Recently, Richie Faulkner opened up about the recording process of the new Judas Priest album, as well as touched on the tough times the band dealt with. Revealing that the band has recorded drums, bass, and guitar parts for the upcoming album, Faulkner said they should be careful because Rob Halford needs to protect his voice for their upcoming United States shows.

 

“We’ve been trying to get it done,” Faulkner said (as transcribed by MetalCastle.net). “The first obstacle was the pandemic because we couldn’t get together and do it as a group. And then, when the pandemic restrictions were lifted, we could go out on tour. So the next obstacle, if you wanna call it that, was the tour. So we had to go out and tour and record bits and pieces in between the tour legs. So we’ve got drums done, we’ve got guitars done, we’ve got the bass done.

“I think the main thing we have to do now is vocals. So we’ve got the United States leg of the tour coming up, so Rob’s gotta protect his voice and use his voice sparingly before that. I mean, we’ve got [shows in] the United States, and we’ve got [shows in] South America, which takes us into December. So maybe in the New Year, we can start working on vocals.”

Richie Faulkner Says Next Judas Priest Album Is Not ‘Firepower 2’

Richie then mentioned fans’ expectations, sending his words to people who expect the next album sounds as same as with Firepower. He said that it would not sound as same as with it, as it has its own sound.

“Andy Sneap was texting me this morning,” he continued. “He was saying it sounded solid [and] confident. I know people love this stuff on socials, but it’s not ‘Firepower 2’. It’s its own thing. Some people might like that, [and] some people might hate that.”

Faulkner then underlined that the album sounds confident and solid. He also showed off his excitement in promoting the album to the world.

“When you read the socials, people read comments like that, and they know what the album sounds like straight away,” Faulkner comments. “I don’t know how they do that. But it’s all good. It means they’re invested in Priest, and they’re invested in the new music. But as he said, it sounds confident, it sounds great and solid.
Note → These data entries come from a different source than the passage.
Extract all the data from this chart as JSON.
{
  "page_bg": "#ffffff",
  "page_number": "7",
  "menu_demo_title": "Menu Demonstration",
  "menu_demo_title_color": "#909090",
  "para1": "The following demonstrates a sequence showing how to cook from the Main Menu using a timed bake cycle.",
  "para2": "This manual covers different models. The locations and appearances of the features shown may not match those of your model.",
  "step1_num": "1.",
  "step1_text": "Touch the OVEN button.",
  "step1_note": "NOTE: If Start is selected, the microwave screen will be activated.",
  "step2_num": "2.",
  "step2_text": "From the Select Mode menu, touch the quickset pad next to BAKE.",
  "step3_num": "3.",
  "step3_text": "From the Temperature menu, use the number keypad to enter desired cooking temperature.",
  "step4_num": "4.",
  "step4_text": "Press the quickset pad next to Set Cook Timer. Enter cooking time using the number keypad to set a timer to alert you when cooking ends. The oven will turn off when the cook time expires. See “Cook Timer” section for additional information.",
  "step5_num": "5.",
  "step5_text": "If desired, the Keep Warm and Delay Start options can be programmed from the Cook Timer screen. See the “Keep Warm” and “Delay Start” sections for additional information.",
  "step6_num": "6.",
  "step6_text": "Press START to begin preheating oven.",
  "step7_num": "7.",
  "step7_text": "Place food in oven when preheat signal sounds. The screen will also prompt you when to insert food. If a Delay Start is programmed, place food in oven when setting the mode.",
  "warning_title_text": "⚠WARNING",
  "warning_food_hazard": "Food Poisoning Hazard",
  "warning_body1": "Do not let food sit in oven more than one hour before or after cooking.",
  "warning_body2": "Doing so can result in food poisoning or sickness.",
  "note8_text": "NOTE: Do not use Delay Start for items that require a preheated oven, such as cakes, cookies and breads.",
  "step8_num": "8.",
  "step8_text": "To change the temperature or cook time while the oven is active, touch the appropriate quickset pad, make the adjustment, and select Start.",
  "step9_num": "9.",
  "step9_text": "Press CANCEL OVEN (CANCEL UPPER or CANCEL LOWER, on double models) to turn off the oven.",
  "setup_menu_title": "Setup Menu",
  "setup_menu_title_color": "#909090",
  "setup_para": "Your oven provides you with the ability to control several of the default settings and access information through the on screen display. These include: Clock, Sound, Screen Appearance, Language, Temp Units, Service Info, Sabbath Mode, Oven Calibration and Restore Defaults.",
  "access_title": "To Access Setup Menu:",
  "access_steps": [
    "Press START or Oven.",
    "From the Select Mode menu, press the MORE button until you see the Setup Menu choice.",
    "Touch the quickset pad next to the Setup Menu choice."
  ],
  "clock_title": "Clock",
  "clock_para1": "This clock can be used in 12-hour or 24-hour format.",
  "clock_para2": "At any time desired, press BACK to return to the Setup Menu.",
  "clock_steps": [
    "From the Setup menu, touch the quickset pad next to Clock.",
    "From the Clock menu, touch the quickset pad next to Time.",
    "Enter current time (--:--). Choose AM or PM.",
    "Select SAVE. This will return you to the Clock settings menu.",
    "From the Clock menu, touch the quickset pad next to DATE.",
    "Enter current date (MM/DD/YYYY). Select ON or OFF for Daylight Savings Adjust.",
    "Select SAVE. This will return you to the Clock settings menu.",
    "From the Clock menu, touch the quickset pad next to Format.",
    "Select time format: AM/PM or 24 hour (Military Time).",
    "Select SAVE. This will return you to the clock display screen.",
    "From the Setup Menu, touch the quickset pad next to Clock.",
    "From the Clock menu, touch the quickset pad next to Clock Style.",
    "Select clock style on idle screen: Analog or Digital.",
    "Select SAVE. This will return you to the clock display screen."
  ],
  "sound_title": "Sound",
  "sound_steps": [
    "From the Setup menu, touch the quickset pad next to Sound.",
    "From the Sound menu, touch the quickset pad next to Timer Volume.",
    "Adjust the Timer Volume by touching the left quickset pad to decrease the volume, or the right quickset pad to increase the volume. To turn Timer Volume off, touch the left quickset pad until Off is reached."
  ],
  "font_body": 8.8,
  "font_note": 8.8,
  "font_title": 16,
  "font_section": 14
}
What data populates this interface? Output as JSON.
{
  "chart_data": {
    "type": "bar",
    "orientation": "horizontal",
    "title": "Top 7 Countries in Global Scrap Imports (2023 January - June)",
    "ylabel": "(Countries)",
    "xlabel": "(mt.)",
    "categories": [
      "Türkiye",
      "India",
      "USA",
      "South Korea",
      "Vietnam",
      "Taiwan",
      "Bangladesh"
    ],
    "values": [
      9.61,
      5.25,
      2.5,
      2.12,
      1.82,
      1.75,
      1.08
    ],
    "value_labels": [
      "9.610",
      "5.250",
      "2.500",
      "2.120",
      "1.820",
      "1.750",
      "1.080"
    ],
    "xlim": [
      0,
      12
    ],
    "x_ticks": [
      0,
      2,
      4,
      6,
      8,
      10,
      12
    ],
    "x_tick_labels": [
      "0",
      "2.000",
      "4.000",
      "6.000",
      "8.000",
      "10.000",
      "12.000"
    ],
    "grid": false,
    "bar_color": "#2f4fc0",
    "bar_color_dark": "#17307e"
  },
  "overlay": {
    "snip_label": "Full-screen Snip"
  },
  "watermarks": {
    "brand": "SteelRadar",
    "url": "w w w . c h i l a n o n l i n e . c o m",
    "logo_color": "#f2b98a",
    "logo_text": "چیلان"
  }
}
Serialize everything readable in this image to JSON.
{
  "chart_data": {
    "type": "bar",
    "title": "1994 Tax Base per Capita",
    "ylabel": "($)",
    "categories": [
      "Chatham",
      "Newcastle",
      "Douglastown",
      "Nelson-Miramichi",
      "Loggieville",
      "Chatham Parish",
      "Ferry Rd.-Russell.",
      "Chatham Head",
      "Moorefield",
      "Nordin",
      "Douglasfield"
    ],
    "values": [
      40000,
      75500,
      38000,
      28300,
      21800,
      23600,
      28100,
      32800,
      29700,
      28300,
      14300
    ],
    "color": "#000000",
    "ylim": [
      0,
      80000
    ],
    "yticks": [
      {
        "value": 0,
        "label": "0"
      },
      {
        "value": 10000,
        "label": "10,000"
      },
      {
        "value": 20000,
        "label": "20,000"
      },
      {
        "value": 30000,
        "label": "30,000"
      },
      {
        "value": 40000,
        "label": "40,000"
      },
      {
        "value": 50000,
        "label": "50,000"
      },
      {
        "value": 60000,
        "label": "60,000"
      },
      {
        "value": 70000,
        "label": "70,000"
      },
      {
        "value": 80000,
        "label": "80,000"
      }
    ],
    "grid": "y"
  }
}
“It’s always good as well when you’ve got something like this and no one’s heard [of] it. So you’re excited to release it to the world. You want the world to hear it, but they haven’t heard it yet. So it’ll be great for the world to hear it [the record]. They might hate it. But it’s still exciting.”

 

Elsewhere in the interview, Faulkner recalled his early days with the band. He took fans back to his first music rehearsals with the band took place a week without Rob Halford. And then Rob showed up, and he felt pretty excited, as he said.

“I remember one of my first memories from rehearsals was when Halford showed up for the first time,” he recalls. “Because I think we did a week of music rehearsals without Rob. And then Rob showed up a week later. And I remember when he showed up – you know, that voice goes on top of everything. It wasn’t funny, but it was like; it was so endearing like that’s the voice we’ve grown up with. It was almost funny to be in a room. And the voice is coming from there. You know what I mean? It was unbelievable. It was almost unreal.”